A
luta constante por um lugar ao sol acabara por me deixar exausto. Encontrava-me
esgotado de toda a vontade, todo desejo de vida que pudesse ter. Meu caminho
solitário já era um companheiro por demais rabugento, minhas pequenas posses
eram fardos pesados demais para ombros cansados de suportar o peso da
indiferença.
Não
sei dizer por quanto tempo fiquei nessa condição. Não saberia afirmar se saí
realmente dela. O que sei é que a tristeza enfadonha de minha rotina me
impregnou de tal forma que eu já não sabia onde iniciava meu eu e o fedor da
minha alma. Ambos eram a mesma coisa, talvez.
Como
se fazer notar em meio a tantas pessoas comuns como eu? Como saber diferenciar
o que eu tinha de diferente daqueles outros? Nada em minha vida me preparou
para esse tipo de avaliação, nada podia me responder esses questionamentos.

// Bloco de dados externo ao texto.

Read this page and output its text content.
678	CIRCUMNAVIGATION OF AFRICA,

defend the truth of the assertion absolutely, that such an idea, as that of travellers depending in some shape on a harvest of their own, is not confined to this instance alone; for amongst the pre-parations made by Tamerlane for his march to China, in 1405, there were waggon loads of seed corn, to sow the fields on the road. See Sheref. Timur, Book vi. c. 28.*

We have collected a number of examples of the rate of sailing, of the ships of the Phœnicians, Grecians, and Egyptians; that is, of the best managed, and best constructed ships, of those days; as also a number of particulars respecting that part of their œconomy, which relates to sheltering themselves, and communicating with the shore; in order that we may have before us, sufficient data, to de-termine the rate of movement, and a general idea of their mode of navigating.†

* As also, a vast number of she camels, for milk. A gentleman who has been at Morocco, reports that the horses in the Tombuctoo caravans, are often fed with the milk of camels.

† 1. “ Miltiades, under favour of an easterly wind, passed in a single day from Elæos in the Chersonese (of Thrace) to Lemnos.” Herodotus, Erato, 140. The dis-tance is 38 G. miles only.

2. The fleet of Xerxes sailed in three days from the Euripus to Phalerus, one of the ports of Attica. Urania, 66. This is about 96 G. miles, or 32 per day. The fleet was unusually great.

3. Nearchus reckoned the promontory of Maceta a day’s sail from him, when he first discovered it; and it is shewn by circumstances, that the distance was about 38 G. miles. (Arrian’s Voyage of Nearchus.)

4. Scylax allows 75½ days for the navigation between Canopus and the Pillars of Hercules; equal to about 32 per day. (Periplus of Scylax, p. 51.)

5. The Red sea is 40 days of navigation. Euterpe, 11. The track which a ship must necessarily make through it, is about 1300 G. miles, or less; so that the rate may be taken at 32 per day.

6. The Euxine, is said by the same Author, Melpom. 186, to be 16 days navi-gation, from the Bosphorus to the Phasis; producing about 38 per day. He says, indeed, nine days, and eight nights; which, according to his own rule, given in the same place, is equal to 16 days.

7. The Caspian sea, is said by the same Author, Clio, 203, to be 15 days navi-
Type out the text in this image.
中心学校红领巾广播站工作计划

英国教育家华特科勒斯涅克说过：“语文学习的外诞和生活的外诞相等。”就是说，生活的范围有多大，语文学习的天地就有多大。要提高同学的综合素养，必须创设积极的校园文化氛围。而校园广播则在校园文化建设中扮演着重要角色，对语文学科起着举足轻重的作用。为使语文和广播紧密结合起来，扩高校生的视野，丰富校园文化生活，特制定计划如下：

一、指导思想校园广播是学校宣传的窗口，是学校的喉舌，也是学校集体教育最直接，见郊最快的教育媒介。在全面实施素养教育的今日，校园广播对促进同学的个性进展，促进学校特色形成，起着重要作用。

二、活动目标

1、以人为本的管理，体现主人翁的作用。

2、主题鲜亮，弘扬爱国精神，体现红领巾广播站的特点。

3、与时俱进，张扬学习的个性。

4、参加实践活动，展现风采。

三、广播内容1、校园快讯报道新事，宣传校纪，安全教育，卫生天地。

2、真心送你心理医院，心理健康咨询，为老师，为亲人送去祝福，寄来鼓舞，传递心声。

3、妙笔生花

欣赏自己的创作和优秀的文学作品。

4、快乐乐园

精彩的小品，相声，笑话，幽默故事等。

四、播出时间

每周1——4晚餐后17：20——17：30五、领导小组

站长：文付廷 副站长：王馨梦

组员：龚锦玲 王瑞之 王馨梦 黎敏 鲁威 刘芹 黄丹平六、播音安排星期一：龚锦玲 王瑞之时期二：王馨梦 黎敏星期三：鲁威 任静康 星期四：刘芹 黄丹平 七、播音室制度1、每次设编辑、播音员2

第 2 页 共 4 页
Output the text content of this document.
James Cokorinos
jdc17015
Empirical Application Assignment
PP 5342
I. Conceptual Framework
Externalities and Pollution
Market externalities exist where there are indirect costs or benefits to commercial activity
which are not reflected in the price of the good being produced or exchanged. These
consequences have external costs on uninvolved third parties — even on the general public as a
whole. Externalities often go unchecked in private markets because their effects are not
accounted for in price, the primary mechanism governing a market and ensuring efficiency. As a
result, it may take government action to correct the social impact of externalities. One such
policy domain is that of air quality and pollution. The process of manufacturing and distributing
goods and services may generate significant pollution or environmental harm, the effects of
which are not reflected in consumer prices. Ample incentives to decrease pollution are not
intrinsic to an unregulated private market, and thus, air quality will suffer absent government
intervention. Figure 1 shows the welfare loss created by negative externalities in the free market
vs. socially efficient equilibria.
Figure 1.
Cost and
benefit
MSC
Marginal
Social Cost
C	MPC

Hoje sei. Eu era um pobre, ordinário, burro e com mau gosto.
Não
soube agir como devia; não soube dizer o que precisava ser dito; não soube
calar na hora certa; não soube estender a mão e nem pedir perdão; fui rude e
violento desnecessariamente; abri mão de pessoas que gostava por não saber
expressar meus sentimentos. Enfim, vivi uma vida comum. Como todo bom homem de
família.
Mas
chega uma hora em que tudo cansa, talvez por perceber que as coisas se repetem,
ou por adquirir discernimento e esperteza. A experiência nos traz certos
conhecimentos que não gostaríamos de ter, mas que nos fazem pensar sobre a
vida. Ao fazer isso fiquei deprimido, enjoado. Passei dias ruins, me sentindo
mal.
Busquei
as respostas às perguntas que me assombravam, me surpreendendo com as soluções.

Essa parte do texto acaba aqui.